I'm not entirely sure - he didn't explain it all that clearly. But it is definitely reminiscent of the factorization problems one sees in intro quantum mechanics, like noticing when you can do psi(x,y,z) = X(x) Y(y) Z(z). The similarity is that this scheme is all about finding that kind of joint to carve nature at - find things that are relatively independent from each other but strongly interacting within themselves.

Ok, that's a start, thanks. So is he suggesting that the way consciousness carves reality at the joints is special?

...in which case, this carving must be done at the analysis stage, right, not at the perception stage? Because at the perception stage, our senses work just like other (non-conscious) sensors.

And then finally, if he is talking about the way the conscious mind carves reality at the joints, this is processing after we have all the data so why is quantum mechanics relevant? (I imagine that a creature could analyze sensory data in lots of different ways, for example a bee might use Fourier analysis for all I know, where we might use some sort of object identification criteria…)

It's fine if you don't know the answers to these questions, or they are too wrong to respond to.

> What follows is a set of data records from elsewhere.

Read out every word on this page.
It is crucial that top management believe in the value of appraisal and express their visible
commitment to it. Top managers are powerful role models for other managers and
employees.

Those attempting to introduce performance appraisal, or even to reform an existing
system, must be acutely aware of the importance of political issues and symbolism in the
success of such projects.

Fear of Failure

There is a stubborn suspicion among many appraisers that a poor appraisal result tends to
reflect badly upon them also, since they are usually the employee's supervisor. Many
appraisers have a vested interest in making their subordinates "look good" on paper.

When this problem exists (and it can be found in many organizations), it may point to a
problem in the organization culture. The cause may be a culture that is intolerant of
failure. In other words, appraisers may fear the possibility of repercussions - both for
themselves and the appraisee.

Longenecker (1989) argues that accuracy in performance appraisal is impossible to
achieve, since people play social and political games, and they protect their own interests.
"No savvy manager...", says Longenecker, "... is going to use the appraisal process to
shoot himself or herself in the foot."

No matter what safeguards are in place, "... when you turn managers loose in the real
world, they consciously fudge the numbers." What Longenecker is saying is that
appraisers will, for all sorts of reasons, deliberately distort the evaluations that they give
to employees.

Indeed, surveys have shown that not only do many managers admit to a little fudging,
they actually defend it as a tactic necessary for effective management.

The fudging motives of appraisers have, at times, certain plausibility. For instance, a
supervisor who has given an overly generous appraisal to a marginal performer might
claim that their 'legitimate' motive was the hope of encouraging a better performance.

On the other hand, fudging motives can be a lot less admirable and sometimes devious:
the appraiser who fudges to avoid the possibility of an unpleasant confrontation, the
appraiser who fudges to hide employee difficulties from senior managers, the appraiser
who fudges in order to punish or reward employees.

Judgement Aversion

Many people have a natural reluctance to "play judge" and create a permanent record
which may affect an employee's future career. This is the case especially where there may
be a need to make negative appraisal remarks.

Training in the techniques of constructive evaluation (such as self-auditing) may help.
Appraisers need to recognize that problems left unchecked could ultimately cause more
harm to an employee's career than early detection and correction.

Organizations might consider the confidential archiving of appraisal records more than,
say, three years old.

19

Another way of asking my question is, since we evolved from non-conscious creatures, and the hardware is largely the same, where does using the wave function to carve reality at the joints come in?

He's trying to find the joints that you have to carve in quantum mechanical systems so that you can find any consciousnesses that happen to be in them.

So yes, it's entirely in the analysis stage - finding how to describe in quantum mechanical terms those things we already know how to describe in informal language, like 'person' or 'choice' or 'memory'.

Ah, thanks. My interpretation was that he was saying that conscious minds do that particular carving, but your interpretation is that he proposes that particular carving for finding conscious minds – and other entity like objects. That makes more sense.

[-][anonymous]10y20

One irrelevant comment about this cool article.

Rather than just remain immobile as a gold ring, it must exhibit complex dynamics so that its future state depends in some complicated (and hopefully controllable/programmable) way on the present state. Its atom arrangement must be less ordered than a rigid solid where nothing interest- ing changes, but more ordered than a liquid or gas.

I think Tegmark is mischaracterizing solids, at least above absolute zero. Materials, even solid gold, are subject to lots of interesting dynamics, such as creep and grain growth. Wikipedia has a nice animation of the latter.